Levi Rowland (1865-1869)


Born in Nashville, Tennessee on September 17, 1831, Levi L. Rowland was the first President of Monmouth University (1856-1865).

In 1844, at the age of thirteen, Rowland crossed the plains to Oregon with his father, Judge Jeremiah Rowland, and settled on a government donation claim. He later traveled to the gold fields of California where he acquired enough gold to purchase a herd of cattle and finance a four-year education at Alexander Campbell’s Bethany College, in what is now West Virginia.

He became a professor at Bethel College and taught Greek, Hebrew, Moral and Intellectual Philosophy, Rhetoric, and Logic. During his time there, Rowland created the first State Teachers Institute in 1862, which Rowland would later consider the greatest achievement of his career.

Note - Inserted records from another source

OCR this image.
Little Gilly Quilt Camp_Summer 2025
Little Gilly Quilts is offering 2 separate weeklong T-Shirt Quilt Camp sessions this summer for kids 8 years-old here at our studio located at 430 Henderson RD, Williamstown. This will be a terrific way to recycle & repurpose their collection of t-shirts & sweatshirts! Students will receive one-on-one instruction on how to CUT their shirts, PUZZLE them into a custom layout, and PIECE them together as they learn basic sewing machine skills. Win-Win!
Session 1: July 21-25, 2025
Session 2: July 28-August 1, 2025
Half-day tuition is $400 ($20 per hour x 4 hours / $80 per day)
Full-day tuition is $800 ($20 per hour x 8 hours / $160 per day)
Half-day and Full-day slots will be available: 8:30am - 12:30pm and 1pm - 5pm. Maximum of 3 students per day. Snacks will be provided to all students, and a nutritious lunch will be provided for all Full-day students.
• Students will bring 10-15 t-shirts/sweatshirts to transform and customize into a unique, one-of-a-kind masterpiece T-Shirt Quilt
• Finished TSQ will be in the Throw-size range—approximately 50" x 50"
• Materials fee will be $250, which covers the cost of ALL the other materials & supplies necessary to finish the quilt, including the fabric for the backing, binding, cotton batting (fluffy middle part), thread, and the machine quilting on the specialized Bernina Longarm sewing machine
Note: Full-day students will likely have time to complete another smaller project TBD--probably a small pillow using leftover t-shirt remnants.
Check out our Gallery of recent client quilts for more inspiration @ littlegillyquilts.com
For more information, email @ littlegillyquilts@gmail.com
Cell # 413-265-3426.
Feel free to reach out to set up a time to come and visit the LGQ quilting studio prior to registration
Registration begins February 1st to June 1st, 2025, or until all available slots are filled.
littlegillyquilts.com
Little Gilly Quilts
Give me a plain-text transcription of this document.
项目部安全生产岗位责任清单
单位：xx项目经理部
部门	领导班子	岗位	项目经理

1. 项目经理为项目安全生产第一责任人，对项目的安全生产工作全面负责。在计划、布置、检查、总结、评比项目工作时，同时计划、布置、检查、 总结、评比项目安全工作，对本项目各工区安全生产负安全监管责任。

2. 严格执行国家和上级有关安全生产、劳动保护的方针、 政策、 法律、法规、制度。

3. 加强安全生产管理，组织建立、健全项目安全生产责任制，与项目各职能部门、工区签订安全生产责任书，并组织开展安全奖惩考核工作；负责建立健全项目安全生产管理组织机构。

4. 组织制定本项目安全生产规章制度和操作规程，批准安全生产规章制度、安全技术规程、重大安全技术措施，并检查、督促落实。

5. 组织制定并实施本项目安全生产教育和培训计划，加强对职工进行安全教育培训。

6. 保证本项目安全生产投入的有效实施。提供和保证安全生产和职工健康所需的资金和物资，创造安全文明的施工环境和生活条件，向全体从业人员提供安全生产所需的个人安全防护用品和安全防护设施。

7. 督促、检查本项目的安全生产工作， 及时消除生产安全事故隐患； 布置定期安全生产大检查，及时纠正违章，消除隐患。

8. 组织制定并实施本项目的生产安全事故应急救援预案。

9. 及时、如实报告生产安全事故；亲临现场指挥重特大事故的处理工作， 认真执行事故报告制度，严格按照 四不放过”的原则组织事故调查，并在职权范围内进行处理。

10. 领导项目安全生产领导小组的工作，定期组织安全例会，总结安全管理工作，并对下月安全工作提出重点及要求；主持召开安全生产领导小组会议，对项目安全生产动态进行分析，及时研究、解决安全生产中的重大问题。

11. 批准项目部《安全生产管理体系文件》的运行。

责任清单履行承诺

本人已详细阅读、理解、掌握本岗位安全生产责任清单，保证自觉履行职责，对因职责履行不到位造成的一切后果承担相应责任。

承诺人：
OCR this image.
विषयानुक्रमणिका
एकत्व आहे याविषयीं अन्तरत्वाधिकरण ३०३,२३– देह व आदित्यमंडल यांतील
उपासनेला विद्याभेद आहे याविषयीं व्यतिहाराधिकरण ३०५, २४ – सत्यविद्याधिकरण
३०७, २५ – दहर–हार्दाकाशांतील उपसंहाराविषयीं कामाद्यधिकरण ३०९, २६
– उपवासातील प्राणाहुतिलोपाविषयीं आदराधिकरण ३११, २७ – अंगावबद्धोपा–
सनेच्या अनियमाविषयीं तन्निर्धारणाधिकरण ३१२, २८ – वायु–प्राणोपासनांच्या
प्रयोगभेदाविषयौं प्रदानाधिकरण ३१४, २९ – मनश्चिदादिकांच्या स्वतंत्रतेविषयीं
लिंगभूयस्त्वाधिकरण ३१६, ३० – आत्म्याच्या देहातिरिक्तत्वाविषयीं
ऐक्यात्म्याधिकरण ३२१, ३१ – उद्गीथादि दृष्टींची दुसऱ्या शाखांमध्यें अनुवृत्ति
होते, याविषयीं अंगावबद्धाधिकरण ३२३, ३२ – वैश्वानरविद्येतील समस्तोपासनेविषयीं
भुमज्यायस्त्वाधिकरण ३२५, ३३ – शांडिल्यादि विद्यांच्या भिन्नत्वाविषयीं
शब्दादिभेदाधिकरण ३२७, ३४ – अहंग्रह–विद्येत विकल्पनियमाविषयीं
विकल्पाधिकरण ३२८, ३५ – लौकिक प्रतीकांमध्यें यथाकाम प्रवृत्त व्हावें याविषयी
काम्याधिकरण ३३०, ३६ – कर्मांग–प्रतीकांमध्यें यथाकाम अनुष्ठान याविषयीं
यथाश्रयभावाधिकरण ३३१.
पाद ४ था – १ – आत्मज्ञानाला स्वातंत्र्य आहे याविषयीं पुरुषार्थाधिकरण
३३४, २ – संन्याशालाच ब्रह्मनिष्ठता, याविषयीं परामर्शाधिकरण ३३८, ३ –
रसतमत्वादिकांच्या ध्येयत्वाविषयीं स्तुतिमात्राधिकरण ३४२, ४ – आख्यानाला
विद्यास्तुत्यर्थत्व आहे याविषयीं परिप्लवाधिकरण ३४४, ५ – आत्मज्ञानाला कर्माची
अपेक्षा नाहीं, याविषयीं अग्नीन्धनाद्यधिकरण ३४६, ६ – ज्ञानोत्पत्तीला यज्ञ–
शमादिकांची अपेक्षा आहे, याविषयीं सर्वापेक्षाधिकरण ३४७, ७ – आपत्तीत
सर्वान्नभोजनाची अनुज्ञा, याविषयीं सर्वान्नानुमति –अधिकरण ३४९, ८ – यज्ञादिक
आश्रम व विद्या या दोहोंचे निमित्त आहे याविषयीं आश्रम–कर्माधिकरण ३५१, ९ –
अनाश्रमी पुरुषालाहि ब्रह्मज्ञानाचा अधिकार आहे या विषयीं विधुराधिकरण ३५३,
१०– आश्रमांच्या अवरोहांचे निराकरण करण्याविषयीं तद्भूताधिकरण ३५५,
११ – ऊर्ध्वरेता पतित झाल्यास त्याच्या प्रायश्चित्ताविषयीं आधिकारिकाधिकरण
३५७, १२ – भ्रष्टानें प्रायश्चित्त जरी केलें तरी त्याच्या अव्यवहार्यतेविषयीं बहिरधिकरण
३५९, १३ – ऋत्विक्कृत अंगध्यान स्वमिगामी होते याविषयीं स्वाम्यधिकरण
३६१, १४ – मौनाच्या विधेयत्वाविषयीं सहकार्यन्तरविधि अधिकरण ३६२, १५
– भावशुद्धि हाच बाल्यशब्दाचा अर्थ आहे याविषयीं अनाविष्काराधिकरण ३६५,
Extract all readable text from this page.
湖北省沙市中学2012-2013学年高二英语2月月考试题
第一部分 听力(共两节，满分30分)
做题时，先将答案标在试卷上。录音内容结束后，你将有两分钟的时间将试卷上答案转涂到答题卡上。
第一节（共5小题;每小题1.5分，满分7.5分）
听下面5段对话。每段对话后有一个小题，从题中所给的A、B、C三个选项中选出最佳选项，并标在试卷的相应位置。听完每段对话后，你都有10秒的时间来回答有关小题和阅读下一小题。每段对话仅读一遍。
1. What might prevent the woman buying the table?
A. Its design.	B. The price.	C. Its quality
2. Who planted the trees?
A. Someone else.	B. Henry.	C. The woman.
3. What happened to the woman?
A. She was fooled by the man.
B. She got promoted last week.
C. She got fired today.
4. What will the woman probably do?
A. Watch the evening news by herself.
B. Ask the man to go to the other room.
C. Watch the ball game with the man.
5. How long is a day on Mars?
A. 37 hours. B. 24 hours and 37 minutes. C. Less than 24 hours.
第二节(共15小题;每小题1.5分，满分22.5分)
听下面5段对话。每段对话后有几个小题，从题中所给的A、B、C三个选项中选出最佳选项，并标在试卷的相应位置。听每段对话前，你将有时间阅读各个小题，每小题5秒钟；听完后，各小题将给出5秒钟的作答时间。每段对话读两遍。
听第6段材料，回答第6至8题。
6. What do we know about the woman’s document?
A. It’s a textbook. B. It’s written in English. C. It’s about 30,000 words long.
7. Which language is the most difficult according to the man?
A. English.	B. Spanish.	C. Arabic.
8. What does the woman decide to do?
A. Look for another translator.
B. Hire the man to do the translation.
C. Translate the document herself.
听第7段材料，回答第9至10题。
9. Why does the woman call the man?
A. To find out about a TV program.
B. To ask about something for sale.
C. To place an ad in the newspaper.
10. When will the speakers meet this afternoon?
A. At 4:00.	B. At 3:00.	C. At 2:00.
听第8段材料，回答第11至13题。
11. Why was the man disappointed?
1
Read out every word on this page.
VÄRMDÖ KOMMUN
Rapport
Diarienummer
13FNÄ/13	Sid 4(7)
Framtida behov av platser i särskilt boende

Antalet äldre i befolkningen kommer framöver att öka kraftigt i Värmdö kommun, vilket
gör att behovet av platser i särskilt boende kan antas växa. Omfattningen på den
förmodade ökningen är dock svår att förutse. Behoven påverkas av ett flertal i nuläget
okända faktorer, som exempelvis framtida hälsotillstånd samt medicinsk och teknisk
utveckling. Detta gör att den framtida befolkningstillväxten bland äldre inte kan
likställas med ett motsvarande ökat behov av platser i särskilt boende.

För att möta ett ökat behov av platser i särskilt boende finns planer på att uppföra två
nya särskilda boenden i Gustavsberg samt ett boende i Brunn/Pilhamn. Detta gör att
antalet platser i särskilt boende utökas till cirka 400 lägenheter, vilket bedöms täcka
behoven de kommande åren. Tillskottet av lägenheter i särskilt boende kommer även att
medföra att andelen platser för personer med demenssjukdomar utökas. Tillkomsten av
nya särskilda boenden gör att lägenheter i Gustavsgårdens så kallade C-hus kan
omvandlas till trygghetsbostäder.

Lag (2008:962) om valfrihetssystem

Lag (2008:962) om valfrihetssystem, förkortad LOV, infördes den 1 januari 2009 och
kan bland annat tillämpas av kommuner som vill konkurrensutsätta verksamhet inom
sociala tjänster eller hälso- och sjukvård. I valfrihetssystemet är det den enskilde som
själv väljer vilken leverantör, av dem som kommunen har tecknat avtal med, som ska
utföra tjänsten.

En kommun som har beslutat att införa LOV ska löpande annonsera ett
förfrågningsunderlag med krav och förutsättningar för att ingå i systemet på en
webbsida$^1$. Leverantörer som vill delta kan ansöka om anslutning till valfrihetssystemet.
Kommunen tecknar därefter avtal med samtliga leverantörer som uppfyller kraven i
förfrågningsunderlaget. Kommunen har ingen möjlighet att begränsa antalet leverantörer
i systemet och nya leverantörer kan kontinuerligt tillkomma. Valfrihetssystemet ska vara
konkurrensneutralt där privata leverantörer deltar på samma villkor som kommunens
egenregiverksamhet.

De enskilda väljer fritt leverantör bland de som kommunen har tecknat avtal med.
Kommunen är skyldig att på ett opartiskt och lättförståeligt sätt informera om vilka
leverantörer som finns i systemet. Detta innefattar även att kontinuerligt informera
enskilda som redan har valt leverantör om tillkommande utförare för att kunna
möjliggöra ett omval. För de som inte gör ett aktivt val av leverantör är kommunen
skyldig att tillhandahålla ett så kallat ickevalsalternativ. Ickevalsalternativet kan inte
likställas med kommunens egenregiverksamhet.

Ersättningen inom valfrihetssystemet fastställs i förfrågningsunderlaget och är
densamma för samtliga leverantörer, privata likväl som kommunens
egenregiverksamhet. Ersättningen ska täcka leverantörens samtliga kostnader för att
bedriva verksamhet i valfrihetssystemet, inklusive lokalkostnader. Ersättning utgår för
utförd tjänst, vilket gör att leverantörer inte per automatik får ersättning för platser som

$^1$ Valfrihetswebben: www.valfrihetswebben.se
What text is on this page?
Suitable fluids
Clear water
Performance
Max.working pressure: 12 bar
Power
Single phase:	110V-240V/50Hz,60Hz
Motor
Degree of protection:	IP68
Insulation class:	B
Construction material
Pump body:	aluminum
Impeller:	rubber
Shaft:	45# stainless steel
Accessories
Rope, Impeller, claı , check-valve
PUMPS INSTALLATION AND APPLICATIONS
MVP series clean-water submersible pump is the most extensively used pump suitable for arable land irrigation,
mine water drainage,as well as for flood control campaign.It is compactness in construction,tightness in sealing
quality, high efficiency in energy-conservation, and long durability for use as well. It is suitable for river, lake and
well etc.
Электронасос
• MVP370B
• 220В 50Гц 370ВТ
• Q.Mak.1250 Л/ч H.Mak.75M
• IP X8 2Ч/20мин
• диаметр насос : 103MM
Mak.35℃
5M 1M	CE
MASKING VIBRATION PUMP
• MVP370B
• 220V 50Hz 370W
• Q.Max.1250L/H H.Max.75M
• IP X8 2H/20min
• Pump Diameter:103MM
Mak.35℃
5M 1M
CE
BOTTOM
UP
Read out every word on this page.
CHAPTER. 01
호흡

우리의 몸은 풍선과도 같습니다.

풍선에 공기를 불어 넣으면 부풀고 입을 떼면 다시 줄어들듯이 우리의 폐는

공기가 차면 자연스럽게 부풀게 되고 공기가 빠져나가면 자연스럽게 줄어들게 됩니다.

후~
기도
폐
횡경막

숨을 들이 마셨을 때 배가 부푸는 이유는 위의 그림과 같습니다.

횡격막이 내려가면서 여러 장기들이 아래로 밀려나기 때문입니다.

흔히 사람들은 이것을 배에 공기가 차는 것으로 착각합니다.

Bethel College closed after less than ten years of operation and merged with Monmouth University, renamed Christian College, in 1865. Along with being President of Christian College, Rowland was Professor of classics, belles – lettres (“literature that is an end in itself and not merely informative; specifically: light, entertaining, and often sophisticated literature,” Merriam-Webster), and ethics.

After leaving his presidency, Rowland went on to pursue a medical degree at Willamette University and where he later taught and became an Emeritus Professor in the medical department. He was State Superintendent of Public instruction from 1874 to 1891, and Superintendent of the Oregon State Insane Asylum from 1891 to 1895, where he oversaw the treatment and housing of 700 – 800 patients. He retired in 1895 and died of dropsy (now more commonly known as edema) in Salem, Oregon on January 19, 1908. He is buried at City View Cemetery in Salem, Oregon.